The Heathrow debate. Again!

By | Category: Travel news
panoramic view of Heathrow

Heathrow showing, to the north, where a new runway might go

Bored readers turn away now. Yesterday the government announced that it would re-open the consultation period on airport expansion in the south east of England to last until December.


Last month it announced that there was new evidence unavailable during the initial consultation process that ended in May. Primarily this evidence is a new forecast of aviation demand for the south east showing that capacity would be reached earlier than thought and a need to take into account the government’s national air quality plan which it announced last July.

The aviation forecast – all 149 pages of it – was only published yesterday. It says that “adding a new runway at either Gatwick or Heathrow facilitates faster national growth.” And that passenger growth outside London will continue to grow.

I have to confess that I haven’t read the whole document yet (I plead time constraints for this update in JaT) but I see no forecast of the impact of Brexit which might alter these figures one way or the other. The report does point out the problems forecasting as far ahead as 2050. It also looks at the growth in CO2 emissions but plane makers are making planes ever more fuel efficient. We might have electric powered planes by 2050 or solar powered ones. Look at the changes in aircraft development between 1920 and 1950 which went from biplanes to jets. The thirty years up until 2050 might bring similar developments such as vertical take-off planes that require less airport space.
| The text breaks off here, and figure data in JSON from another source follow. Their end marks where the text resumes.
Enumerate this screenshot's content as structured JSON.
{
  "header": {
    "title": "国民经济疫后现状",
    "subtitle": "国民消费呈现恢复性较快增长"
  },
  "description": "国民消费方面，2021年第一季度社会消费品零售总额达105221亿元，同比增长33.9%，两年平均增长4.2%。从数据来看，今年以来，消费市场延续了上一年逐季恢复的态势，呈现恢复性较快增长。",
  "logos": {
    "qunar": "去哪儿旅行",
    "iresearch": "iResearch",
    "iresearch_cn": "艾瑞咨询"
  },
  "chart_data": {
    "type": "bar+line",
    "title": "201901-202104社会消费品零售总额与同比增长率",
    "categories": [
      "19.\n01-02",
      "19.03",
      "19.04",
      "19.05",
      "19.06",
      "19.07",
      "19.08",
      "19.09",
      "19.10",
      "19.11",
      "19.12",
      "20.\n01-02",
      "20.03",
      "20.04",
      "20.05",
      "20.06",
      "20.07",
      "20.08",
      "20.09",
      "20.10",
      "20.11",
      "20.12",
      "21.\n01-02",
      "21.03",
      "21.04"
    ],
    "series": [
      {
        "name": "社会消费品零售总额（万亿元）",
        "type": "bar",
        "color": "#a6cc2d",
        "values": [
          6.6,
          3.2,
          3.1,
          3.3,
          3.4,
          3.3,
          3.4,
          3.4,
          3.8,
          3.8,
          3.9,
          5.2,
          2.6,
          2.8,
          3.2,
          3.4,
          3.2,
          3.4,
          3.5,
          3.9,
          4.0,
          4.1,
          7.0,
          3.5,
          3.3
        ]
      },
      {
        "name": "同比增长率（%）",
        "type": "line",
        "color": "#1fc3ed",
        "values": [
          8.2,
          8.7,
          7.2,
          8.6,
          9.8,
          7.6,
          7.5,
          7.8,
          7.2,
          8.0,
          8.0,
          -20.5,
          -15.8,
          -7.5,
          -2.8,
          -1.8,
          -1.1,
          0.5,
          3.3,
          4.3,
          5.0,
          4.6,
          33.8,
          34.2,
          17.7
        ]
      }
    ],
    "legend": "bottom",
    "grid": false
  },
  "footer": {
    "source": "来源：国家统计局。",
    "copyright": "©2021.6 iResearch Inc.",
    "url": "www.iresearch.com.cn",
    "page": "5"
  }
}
Forget the long term forecast; what is likely to happen over the next ten years? Demand will probably still increase in the south east as will demand elsewhere in our countries. But time and time again, international airlines have pulled out of long-haul flights from the regions due to it being unviable. The main long-haul airlines operating from regional airports are Middle Eastern ones and only they know how viable the routes are to them but when I have travelled on regional flights to hub in the Middle East before an onward flight, the aircraft hads been less than half full.

We will now have another couple of months of arguments with exaggerated claims by different sides.